Koptekst overslaan
 

Bestandstype opgeven

In deze paragraaf wordt de procedure uitgelegd voor het opgeven van het bestandstype van een bestand dat u wilt verzenden.

Bestandstypen kunnen worden opgegeven bij het verzenden van bestanden per e-mail of via scannen naar map, bij het verzenden van opgeslagen bestanden per e-mail of via scannen naar map en bij het opslaan van bestanden op een geheugenopslagapparaat.

U kunt een van de volgende bestandstypes selecteren:

1Druk op [Verzend Bestandstype/naam].

Schermafbeelding bedieningspaneel

2Selecteer een bestandstype.

Schermafbeelding bedieningspaneel

Als het Bestandstype ingesteld is op [PDF], configureer dan PDF-bestandsinst. zoals vereist.

3Druk op [OK].

Opmerking

  • Als u [Opslaan op HDD] selecteert onder [Bestand opslaan], kunt u geen bestandstype opgeven.

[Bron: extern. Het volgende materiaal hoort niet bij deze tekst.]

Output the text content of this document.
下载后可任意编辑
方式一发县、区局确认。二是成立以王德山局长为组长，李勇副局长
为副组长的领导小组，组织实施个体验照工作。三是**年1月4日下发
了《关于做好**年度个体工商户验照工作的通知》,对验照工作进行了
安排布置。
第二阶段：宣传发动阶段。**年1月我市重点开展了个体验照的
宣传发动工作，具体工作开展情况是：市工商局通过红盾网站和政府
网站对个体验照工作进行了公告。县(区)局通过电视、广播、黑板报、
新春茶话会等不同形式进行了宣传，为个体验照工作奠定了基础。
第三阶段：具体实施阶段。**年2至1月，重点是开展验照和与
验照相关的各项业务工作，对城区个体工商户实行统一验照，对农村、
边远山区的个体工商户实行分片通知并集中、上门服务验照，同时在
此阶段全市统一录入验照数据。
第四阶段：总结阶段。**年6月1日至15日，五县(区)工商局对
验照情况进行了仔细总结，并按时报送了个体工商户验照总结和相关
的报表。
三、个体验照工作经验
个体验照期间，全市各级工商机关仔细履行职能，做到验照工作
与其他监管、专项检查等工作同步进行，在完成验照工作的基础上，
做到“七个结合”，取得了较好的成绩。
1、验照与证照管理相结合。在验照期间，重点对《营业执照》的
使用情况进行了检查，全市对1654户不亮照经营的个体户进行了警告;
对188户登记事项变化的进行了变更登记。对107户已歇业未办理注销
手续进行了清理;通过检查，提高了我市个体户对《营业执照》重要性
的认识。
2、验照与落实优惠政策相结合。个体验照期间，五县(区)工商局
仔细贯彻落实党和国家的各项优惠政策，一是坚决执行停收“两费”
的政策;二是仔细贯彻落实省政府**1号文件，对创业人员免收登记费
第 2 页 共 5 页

  • Als u [Opsl. op HDD + Verz.] selecteert onder [Bestand opslaan], worden de bestanden van het opgegeven bestandstype verstuurd per e-mail of Scannen naar map. Bestanden kunnen echter niet worden opgeslagen met het opgegeven bestandsformaat. In plaats daarvan, en afhankelijk van de compressie en de instellingen in Origineeltype, worden ze automatisch opgeslagen als een van de volgende bestandstypen:

    • JPEG

      Onder [Scannereigensch.] is [Compressie (Grijswaarden/Kleur)] ingesteld als [Aan] en originelen worden in kleur of in grijswaarden gescand.

    • TIFF

      Alle overige scanmethodes

  • De versie van de gecreëerde PDF-bestanden is 1.4.

  • Als [Hoge compressie PDF] geselecteerd is bij PDF-bestandsinst. onder Bestandstype, kunt u de bestandsgrootte verkleinen zonder de leesbaarheid van de tekens van ongecomprimeerde PDF-bestanden te wijzigen. PDF/A is geschikt om gegevens op te slaan voor een lange periode. Zie Opmerkingen over bestandstypen en beperkingen voor de beperkingen van elk bestandstype.